After 12 months in the trial, the low-carbohydrate group improved in regard to the physical health; which would include physical function, bodily pain and general health. No improvements were seen in the low-fat group other than the weight loss apparent in both groups. Mental health was similarly unaffected by both of the diets throughout the course of the study.
“The result is interesting; it provides an additional argument that a low-carbohydrate diet is beneficial in diabetes. We also found no adverse effects on mental health with the low-carbohydrate diet, which an earlier study had indicated,” said Dr Guldbrand.
The interviews following the conclusion of the study found that both groups of patients found it difficult to adhere to the prescribed diets when they were not eating at home or if the whole family did not follow the same regiment. Both groups expected health gains by adhering to given dietary advice. The low-carbohydrate diet group expressed that it could be difficult to refrain from eating starchy foods, such as potatoes and pasta. The diet for the low-fat group was described as relatively inexpensive and tasty. Benefits of the low-carbohydrate diet were that the patients felt less hungry and that their appetite for sweets disappeared.

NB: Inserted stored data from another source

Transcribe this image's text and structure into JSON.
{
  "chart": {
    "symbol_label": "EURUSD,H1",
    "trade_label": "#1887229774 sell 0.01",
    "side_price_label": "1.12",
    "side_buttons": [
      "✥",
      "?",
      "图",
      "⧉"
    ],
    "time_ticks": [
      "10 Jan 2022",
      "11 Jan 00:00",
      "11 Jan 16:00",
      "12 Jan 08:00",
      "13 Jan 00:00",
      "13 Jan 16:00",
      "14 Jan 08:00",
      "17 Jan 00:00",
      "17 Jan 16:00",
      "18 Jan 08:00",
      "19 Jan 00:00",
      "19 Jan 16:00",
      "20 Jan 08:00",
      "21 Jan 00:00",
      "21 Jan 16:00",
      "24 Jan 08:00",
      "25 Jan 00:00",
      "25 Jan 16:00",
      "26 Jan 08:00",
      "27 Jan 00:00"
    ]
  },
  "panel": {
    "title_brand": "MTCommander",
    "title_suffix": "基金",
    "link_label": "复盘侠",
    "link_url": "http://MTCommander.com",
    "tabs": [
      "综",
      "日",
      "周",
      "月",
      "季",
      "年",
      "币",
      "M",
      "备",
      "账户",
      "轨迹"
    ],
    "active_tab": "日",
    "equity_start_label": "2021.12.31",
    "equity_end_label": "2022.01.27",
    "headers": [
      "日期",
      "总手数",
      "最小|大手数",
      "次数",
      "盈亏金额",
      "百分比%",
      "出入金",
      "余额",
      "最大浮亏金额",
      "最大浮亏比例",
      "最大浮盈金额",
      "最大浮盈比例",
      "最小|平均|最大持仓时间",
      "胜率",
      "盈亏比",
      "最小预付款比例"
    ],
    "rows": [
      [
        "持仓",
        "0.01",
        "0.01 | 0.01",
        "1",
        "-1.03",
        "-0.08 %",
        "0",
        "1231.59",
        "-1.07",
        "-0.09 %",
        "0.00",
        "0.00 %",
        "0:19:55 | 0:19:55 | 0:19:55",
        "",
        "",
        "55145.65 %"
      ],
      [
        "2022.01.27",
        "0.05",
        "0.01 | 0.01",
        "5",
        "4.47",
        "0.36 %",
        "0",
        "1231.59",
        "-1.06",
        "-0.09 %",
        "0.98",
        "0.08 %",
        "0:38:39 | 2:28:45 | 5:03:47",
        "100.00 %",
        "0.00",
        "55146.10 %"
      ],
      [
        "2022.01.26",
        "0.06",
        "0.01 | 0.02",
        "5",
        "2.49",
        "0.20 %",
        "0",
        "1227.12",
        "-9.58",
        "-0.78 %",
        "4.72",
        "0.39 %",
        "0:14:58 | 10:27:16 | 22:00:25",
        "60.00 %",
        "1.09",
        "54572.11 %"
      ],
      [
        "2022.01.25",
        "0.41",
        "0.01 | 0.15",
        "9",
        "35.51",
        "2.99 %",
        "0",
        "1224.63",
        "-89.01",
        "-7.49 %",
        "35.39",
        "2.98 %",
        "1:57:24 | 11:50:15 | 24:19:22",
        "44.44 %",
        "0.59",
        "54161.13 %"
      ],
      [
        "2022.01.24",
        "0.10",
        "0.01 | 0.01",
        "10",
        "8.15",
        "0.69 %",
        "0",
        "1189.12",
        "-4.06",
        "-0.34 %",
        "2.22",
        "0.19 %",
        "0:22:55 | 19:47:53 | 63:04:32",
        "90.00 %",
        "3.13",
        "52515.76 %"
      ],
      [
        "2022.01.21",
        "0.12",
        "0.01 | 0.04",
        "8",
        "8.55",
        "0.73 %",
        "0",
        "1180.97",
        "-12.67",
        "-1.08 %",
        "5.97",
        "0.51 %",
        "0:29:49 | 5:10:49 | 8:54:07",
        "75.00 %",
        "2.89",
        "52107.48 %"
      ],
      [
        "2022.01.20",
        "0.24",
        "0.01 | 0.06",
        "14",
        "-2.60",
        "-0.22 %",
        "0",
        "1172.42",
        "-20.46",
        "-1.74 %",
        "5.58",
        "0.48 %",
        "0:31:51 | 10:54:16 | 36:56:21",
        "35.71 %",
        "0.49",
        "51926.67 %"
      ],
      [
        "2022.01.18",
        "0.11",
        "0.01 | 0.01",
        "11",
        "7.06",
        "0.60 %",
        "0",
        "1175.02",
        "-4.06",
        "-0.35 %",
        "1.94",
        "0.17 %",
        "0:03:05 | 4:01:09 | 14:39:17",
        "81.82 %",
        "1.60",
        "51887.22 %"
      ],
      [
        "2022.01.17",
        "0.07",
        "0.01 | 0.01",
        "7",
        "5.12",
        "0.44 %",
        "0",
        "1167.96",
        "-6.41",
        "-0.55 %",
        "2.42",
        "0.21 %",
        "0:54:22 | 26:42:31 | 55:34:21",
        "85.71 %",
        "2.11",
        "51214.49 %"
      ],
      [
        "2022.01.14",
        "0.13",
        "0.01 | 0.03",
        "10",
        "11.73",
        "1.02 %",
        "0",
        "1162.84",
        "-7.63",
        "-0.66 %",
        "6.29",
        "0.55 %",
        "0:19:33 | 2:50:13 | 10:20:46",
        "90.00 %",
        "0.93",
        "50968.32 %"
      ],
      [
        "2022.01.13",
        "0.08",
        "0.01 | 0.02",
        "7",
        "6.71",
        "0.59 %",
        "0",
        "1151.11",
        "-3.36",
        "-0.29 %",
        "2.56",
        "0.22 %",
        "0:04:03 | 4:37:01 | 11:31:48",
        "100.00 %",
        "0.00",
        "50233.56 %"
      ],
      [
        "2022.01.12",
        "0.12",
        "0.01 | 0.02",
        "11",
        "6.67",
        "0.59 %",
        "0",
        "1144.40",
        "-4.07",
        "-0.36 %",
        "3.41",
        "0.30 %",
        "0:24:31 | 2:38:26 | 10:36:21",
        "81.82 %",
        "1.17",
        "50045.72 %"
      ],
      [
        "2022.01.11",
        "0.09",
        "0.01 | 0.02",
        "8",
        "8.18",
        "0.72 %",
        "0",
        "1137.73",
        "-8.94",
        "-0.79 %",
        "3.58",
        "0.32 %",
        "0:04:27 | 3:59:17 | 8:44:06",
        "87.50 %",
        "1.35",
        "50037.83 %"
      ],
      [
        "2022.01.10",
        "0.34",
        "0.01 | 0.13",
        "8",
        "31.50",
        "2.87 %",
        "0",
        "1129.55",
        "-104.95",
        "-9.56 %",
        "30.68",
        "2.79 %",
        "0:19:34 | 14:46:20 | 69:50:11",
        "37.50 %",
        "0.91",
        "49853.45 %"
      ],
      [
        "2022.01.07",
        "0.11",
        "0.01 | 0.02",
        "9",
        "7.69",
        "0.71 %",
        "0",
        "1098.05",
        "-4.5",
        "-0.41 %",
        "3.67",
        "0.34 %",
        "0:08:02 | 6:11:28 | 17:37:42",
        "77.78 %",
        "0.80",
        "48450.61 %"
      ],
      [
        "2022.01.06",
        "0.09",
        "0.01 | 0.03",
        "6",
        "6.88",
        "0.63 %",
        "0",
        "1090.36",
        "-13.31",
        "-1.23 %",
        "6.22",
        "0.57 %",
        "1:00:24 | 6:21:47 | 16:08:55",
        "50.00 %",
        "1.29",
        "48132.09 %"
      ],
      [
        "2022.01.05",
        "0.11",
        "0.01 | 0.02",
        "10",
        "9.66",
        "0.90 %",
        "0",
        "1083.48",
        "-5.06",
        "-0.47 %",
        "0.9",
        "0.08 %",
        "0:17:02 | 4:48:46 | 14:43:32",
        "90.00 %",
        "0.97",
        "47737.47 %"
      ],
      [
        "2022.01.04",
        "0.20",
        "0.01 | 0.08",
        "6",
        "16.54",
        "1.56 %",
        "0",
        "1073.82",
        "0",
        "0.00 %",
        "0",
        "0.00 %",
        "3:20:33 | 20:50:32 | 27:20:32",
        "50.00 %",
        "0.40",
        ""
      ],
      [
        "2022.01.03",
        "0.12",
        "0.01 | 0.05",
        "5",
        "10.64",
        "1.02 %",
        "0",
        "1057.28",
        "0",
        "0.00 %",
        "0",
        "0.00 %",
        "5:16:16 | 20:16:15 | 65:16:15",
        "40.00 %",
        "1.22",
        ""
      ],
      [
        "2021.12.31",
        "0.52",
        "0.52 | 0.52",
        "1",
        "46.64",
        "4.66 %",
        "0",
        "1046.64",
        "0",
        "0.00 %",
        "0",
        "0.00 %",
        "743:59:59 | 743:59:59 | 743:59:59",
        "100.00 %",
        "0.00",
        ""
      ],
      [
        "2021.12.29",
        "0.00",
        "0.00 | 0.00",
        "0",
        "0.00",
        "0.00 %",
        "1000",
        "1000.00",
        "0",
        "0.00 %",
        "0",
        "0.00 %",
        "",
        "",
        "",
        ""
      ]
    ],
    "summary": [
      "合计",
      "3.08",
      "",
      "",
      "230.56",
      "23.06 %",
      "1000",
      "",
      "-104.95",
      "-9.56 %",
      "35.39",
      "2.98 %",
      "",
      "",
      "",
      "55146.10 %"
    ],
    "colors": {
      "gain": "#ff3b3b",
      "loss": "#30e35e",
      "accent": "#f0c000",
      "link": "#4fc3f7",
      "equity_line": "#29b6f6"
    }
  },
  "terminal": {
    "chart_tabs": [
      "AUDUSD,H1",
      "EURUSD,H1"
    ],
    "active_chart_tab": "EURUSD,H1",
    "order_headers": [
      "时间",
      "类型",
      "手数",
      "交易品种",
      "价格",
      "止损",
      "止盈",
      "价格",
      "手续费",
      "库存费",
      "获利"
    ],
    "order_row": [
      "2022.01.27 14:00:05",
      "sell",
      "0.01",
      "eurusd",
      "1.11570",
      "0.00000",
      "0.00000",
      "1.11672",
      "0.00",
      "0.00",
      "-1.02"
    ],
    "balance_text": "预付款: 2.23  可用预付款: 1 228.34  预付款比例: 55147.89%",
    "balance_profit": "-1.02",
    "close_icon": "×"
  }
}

This piece of research continues to suggest that low-carbohydrate diets are effective not only in losing weight but also in improving the bodies’ functionality even when diabetes is present. There is also some suggestion that the diet would be effective across all demographics for the weight loss alone, never mind the potential for a better all-around health. An investment in meat, fish, fruit and vegetables may well make the change we all need to be healthier; not just for the short term, but for the rest of our lives.